Soybeans are among the American goods that have been hit with Chinese countertariffs.
Photo courtesy the United Soybean Board.
President Donald Trump’s decision to implement large and wide-reaching tariffs has caused a lot of distress. It may not be warranted.
At first, like many who oppose the president’s protectionist strategy, I thought of these tariffs as a terrible idea with little upside. But after some thought, I realized that they could have real value in shining a light on pressing international issues, such as China’s widespread theft of intellectual property. Forcing negotiation might be a good thing – as long as that is truly the administration’s goal.
The United States dipped its toe into the protectionism waters in January, with tariffs on solar panels and washing machines, but the strategy came to wider public attention with major steel and aluminum tariffs in March. The administration initially exempted Canada, Mexico and the European Union, but these exemptions ended in May. The steel and aluminum tariffs are now truly global.
But the biggest focus of trade policy was, and remains, China. In addition to the global tariffs, Trump announced $50 billion in tariffs on Chinese goods specifically; $34 billion took effect on July 6, with the rest slated for later in the month. The administration has since proposed another $200 billion in Chinese tariffs, and the president has said he is willing to go $200 billion higher, for a total of up to $450 billion. China has promised to retaliate again if the plan to add more tariffs proceeds.
In my view, there are two potential explanations for Trump’s approach. The first, and the one that I think is more likely, is that it is a negotiation tool. Imposing harsh tariffs always creates losers, by the strategy’s nature. Affected nations will inevitably impose countertariffs; we have already seen this happen. China has imposed more than $50 billion in tariffs on American goods. Canada imposed tariffs on about $12.8 billion in American goods as of July 1. Mexico has imposed tariffs on American pork, steel and a variety of other products, totaling about $3 billion. The EU announced $7.1 billion in tariffs of its own. Even if the specifics weren’t entirely predictable, the broad actions were.

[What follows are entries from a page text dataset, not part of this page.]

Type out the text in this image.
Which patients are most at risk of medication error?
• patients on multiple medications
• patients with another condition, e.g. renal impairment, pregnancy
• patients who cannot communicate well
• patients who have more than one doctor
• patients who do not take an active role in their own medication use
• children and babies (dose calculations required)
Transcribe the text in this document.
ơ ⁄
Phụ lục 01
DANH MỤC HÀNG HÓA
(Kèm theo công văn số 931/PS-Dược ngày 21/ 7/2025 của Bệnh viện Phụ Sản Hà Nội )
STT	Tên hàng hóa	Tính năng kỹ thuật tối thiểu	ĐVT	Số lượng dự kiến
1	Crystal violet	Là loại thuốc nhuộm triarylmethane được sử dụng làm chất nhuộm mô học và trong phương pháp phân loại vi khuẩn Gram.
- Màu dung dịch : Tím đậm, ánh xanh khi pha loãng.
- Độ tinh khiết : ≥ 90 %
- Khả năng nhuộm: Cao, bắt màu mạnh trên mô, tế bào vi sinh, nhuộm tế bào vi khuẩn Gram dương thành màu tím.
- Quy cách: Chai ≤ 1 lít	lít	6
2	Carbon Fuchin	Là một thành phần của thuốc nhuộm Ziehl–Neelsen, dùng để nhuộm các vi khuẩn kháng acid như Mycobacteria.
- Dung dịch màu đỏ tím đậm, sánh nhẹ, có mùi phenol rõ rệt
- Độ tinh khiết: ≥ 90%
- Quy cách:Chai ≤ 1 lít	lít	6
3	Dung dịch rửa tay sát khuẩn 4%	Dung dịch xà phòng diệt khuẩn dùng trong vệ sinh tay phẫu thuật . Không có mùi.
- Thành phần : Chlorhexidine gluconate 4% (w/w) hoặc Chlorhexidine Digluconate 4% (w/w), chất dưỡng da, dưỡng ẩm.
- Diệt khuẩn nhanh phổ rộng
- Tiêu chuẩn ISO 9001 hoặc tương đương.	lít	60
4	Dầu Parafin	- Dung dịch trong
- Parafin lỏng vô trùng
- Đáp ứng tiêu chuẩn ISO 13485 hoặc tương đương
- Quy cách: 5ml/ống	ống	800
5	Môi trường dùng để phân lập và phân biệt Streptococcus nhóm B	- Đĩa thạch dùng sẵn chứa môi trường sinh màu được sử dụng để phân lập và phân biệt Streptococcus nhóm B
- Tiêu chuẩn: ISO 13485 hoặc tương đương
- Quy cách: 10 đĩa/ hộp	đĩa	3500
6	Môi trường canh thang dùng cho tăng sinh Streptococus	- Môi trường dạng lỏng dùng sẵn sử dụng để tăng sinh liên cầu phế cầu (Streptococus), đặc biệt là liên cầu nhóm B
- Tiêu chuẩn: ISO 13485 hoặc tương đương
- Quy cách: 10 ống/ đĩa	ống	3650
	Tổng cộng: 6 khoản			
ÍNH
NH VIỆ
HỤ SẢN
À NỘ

If these measures and countermeasures get parties to negotiate, it could lead to a positive outcome for everyone involved. The stated goal of the Chinese tariffs, in particular, is to pressure China to halt intellectual property theft, open its markets to American companies and reduce its trade surplus with the United States. As I wrote in this space last year, Trump’s tendency to use the term “trade deficit” as a rhetorical scare tactic betrays a misunderstanding of what a trade deficit is and why it matters. But the overall idea of using tariffs to pressure China into acting as a better global citizen is not a terrible one on its face.
The other possible explanation for Trump’s broad approach is that the president wants to permanently reshape America’s economy and its labor force back into an image of former manufacturing glory. If so, I find the logic deeply misguided. The U.S. has a highly skilled labor force. Many of our biggest economic engines are companies like Apple and Alphabet (Google’s parent company). To the extent these companies make physical products, it is more economical and practical to use other countries’ infrastructure to do so, and tariffs will not change that reality.
Ironically, in the meantime Trump’s steel and aluminum tariffs have hurt some parts of the very manufacturing industry the president lauds. Raising the cost of key manufacturing materials has made some U.S. companies less globally competitive. And, of course, there are the effects of countertariffs; the president’s very public falling out with Harley-Davidson is a high-profile example, but certainly not the only one. Unwinding globalization, to the extent it is even possible, will have complicated effects, especially if the tariffs stay in place for the long term.
From the early days of his campaign to the present, Trump has tended to discuss trade in terms of winners and losers. If he’s approaching a trade war like a conventional war to be won through brute force, rather than a means of getting other economies to the negotiating table, I am less optimistic about the results.
There has been a lot of handwringing among those who oppose Trump’s tariff regime, which includes both political opponents (who will oppose virtually everything the president does) and allies who find Trump’s actions in conflict with their support of free trade. But, broadly speaking, so far very little has changed. Relative to the global, or even the national economy, the implemented changes are small. Individual people or businesses – especially those who rely heavily on a global supply chain that includes China – may already be feeling some pain, but most Americans are unlikely to have noticed any difference so far.
This could change, of course. If the tariffs expand, we may start to see prices rise significantly on everyday consumer goods. It is also likely to put increased pressure on industries including agriculture and automakers. If passenger car prices shoot up or Americans see their grocery bills spike, we will truly have cause for concern.
Tariffs are often easier to impose than to remove. The so-called “chicken tax” is a 25 percent tariff on imported trucks that arose from a dispute with Germany in the 1960s over American poultry exports. It remains in place, and has led both foreign and domestic automakers to create sometimes-tortuous supply chains to work around the tariff’s effects.
To deploy tariffs effectively, policymakers need an exit strategy. Trade controls are a sledgehammer, not a scalpel. Let’s hope those wielding them know the difference.